When the first coaches appeared at clubs, they were in charge of kids cricket and took the role of instructor. They told the young one what to do and they developed as a result.

Then things changed.

Coaching became widespread and all ages started to want a coach around. These senior players and older juniors also did not tolerate the dictatorship of a coach. They knew they were the ones doing the job on the field.

This extended to the team culture. Put a group together in a team and they will form a culture naturally. The coach might tell everyone to get to the ground two hours before the game but if the culture is to be there an hour before, no amount of shouting is going to change the result.

Progressive coaches instead took a different role in building team spirit and culture.

Duncan Fletcher - when he was England coach in the 2000s - used to say his role as coach was the same as a consultant in a company. The captain was the CEO and real leader.

Fletcher was correct. These days as coach your role in team culture is not to law down the law, but to be an influencer and advisor. You are there to help the team be the best it can possibly be as itself, not mould it into something it cannot be.

What does that mean practically?

For teams with older players, it means finding out why the team play, finding the common ground and putting it in writing to remind everyone of what they aspire to be.

It's not about catching people out.

Although there will be times when you can remind people what they said when their behaviour does not match their aspirations.

It's more about giving people an opportunity to succeed:

  • Offering coaching when and how players are best motivated.
  • Knowing when to let the players police themselves and backing off in certain situations.
  • Putting personal opinions aside if they don't match the team culture.
  • Working closely with the captain who can be far more influential as they are on the field doing the job.
  • Educating players on best practices for working as a team.

These things are practical: Session plans, booking training, skill and net drills and practices can all be used to put them into place. So can plain old-fashioned conversations at practice, in meetings or after games. (Just make them conversations, not lectures and rememebr not everyone will agree with each other all the time. That's fine too.)

Players and captains all want to do well. They also all have both real constraints and the ability to make excuses. The modern coach can guide the culture of the team towards working within the real constraints but still behaving in an agreed way.

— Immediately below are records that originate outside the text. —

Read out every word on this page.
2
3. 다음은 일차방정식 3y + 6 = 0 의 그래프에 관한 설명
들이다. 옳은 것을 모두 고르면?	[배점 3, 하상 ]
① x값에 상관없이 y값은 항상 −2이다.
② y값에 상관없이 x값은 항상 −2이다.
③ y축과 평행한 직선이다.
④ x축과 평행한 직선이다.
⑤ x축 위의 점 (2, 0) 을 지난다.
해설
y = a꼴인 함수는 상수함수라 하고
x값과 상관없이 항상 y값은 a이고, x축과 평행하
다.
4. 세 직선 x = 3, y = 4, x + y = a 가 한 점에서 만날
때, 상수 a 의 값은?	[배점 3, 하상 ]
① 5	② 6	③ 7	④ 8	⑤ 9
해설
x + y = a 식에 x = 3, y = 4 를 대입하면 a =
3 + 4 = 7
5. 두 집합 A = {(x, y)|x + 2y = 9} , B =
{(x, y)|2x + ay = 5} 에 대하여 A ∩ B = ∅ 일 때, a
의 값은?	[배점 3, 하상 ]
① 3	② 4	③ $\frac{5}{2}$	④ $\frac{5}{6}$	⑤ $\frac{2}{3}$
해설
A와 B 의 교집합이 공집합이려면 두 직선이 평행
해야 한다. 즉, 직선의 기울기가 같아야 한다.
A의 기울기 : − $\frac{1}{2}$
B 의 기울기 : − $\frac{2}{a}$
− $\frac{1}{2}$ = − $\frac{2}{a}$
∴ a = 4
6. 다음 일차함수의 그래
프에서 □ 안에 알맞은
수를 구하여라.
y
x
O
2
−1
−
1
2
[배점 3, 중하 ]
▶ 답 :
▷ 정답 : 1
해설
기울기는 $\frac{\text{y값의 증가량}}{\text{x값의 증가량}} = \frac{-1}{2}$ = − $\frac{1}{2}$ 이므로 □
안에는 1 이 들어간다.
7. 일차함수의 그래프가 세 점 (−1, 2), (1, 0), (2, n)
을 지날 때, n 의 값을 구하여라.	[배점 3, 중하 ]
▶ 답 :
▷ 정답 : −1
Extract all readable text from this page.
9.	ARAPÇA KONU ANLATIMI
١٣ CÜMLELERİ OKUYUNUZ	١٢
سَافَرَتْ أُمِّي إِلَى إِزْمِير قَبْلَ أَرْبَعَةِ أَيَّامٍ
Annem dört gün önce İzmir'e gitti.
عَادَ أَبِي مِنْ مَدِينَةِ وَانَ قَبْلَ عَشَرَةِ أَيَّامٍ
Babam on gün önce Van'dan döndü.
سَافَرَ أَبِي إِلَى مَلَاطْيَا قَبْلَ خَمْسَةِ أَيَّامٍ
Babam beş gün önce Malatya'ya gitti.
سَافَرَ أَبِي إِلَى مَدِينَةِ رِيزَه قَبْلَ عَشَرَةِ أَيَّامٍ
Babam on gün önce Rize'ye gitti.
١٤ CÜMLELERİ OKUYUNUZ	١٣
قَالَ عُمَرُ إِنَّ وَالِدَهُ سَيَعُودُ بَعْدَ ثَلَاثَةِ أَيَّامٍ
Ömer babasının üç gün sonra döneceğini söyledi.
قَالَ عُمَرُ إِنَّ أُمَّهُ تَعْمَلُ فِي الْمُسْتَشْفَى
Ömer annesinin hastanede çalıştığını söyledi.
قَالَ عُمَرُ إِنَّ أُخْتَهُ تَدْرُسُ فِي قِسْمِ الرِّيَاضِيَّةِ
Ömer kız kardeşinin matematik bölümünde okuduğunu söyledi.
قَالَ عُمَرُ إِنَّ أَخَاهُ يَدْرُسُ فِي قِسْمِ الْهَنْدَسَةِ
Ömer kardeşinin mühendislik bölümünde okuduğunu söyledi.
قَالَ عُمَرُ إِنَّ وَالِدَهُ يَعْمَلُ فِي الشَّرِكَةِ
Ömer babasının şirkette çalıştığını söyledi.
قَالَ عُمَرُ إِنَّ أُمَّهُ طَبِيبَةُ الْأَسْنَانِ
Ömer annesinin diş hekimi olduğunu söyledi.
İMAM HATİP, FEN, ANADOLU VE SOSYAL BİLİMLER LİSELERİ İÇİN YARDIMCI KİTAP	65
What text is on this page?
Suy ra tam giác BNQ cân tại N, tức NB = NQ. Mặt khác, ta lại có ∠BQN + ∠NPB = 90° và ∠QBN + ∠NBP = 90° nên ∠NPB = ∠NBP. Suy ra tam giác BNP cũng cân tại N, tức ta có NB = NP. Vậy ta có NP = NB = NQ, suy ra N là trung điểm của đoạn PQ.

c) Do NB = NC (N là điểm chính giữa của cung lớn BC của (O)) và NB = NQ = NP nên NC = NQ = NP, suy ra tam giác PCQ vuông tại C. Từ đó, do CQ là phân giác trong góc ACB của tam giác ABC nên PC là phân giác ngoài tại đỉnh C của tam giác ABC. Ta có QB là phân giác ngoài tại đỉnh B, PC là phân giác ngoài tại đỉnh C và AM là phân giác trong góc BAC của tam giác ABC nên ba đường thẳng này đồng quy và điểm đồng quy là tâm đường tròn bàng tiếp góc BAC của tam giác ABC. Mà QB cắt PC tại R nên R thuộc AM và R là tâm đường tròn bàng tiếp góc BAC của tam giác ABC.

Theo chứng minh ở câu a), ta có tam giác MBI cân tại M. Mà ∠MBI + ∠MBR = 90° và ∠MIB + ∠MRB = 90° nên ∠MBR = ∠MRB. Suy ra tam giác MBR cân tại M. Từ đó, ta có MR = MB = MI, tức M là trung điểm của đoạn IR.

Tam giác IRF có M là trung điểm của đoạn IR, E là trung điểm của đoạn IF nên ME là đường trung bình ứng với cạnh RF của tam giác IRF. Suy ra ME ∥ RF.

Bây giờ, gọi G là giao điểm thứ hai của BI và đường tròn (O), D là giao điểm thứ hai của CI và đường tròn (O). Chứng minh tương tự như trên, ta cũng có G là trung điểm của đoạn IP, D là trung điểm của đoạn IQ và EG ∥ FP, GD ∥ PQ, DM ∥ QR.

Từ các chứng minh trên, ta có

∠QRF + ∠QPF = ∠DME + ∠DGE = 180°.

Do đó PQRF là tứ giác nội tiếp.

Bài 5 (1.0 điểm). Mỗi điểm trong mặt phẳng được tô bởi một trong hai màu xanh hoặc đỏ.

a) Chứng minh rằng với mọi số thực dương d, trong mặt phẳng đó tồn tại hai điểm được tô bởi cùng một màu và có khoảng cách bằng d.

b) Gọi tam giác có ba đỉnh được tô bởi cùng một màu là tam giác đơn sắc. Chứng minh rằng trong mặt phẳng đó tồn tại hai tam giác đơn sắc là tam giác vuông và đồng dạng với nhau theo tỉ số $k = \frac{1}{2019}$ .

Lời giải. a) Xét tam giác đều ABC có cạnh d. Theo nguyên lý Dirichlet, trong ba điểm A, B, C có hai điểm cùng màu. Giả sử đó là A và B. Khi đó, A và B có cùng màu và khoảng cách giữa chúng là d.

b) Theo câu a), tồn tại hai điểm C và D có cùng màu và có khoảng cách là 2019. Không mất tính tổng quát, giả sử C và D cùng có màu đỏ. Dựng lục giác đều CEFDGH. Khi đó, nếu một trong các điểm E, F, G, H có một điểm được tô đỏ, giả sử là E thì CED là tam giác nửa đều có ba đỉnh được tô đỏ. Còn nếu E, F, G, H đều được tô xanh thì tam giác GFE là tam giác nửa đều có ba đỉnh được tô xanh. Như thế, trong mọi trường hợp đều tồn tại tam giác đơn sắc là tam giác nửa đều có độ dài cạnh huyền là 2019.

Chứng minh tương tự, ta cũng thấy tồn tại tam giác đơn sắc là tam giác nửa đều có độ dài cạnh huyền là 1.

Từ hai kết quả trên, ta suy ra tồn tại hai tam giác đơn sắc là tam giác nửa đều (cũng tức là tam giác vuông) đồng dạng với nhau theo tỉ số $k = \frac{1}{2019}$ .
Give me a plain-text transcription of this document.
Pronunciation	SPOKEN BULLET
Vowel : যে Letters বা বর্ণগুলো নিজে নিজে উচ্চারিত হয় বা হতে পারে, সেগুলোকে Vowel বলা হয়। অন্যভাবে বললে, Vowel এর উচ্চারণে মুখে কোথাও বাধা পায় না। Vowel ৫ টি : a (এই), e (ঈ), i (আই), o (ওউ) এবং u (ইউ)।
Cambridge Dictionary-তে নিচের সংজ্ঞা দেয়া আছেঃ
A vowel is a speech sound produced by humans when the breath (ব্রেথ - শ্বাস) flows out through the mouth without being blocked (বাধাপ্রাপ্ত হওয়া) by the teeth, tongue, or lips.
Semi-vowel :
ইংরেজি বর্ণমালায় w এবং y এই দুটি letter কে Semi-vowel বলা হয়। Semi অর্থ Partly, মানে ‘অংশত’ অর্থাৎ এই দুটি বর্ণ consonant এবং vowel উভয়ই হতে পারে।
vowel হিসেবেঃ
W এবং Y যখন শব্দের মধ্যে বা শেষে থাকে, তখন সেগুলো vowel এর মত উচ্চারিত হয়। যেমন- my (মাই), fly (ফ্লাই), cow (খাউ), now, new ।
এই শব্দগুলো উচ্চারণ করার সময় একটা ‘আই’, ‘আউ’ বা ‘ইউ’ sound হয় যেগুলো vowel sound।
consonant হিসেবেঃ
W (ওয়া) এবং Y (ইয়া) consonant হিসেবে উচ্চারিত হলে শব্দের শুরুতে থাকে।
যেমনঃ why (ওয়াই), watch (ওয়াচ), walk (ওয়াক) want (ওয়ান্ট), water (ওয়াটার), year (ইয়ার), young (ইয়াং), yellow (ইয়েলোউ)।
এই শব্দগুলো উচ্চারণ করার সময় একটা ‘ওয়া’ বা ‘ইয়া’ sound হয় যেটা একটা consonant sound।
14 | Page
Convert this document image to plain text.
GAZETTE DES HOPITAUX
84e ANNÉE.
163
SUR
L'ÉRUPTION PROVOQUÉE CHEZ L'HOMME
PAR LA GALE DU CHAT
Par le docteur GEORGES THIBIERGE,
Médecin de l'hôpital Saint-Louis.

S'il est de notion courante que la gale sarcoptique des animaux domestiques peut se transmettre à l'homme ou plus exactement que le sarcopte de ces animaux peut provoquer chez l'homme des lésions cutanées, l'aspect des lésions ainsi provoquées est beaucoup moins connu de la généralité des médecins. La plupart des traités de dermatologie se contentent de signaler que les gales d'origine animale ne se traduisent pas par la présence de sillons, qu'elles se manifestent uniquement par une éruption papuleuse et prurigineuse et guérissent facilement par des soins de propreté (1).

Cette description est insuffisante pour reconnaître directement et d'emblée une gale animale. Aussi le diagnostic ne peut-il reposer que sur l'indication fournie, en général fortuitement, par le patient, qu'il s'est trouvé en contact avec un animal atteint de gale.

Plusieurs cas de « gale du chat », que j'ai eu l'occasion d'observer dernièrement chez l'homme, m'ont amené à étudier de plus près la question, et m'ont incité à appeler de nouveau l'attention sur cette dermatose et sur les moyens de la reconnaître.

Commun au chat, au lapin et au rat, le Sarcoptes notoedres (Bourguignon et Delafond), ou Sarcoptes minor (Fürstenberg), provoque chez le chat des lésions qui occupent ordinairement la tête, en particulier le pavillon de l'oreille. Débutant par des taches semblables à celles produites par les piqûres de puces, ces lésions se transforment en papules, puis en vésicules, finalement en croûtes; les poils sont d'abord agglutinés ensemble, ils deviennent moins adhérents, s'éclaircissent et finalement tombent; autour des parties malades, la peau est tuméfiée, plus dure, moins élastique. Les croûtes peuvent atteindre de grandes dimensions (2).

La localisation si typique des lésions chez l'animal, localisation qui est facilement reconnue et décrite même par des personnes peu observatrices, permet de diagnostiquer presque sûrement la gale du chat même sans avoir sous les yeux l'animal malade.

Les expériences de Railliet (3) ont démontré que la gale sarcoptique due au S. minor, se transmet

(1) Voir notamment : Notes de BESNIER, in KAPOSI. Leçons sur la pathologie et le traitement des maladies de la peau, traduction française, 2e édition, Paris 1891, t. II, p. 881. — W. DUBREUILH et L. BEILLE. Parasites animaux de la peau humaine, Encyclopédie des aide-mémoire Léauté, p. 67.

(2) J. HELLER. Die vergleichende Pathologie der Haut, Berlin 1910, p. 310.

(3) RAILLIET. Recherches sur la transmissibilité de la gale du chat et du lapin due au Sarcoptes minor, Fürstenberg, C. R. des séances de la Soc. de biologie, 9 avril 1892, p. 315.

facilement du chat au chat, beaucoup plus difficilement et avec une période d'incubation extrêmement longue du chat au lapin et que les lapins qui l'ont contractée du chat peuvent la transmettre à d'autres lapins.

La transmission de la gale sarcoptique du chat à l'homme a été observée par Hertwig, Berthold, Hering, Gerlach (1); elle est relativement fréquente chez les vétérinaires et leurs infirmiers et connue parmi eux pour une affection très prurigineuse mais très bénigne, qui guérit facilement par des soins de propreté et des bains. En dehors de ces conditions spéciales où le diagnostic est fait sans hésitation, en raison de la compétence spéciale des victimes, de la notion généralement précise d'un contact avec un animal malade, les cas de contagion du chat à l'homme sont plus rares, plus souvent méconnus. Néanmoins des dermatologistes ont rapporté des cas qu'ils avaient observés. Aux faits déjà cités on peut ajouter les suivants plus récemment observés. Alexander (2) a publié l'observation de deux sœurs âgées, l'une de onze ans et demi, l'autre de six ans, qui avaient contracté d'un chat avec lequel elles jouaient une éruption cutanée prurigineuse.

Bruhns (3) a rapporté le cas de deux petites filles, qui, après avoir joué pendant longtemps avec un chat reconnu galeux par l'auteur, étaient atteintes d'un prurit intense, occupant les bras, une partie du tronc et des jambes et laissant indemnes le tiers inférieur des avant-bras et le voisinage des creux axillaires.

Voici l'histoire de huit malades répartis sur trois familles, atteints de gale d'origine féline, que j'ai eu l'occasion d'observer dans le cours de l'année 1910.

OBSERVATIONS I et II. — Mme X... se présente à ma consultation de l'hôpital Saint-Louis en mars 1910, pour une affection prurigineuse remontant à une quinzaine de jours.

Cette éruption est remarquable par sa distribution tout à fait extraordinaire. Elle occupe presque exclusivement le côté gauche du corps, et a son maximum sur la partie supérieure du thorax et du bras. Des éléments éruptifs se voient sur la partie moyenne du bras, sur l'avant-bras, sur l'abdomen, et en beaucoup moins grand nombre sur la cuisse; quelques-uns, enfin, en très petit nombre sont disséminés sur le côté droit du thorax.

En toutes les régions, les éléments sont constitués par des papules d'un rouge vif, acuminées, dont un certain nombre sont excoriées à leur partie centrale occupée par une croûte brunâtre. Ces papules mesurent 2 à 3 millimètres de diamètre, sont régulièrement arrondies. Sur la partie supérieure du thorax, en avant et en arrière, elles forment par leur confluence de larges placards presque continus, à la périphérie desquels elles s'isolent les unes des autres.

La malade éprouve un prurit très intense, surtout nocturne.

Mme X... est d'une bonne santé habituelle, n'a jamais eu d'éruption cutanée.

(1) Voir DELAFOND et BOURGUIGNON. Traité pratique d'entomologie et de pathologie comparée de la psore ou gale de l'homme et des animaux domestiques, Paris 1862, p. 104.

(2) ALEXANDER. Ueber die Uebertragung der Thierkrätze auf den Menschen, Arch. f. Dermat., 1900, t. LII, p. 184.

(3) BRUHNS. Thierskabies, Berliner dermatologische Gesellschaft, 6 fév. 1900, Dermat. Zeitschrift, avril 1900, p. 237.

That meets setting up an environment that gives everyone the best chance of success. That means letting players make their own mistakes and helping them learn from them. That means forgetting about trying to dictate everything because you know best and remembering you are the consultant, not the CEO.

It's tough. We have all slipped into trying to control things from time to time. Keep working and your team spirit will be stronger for taking a less rigid path.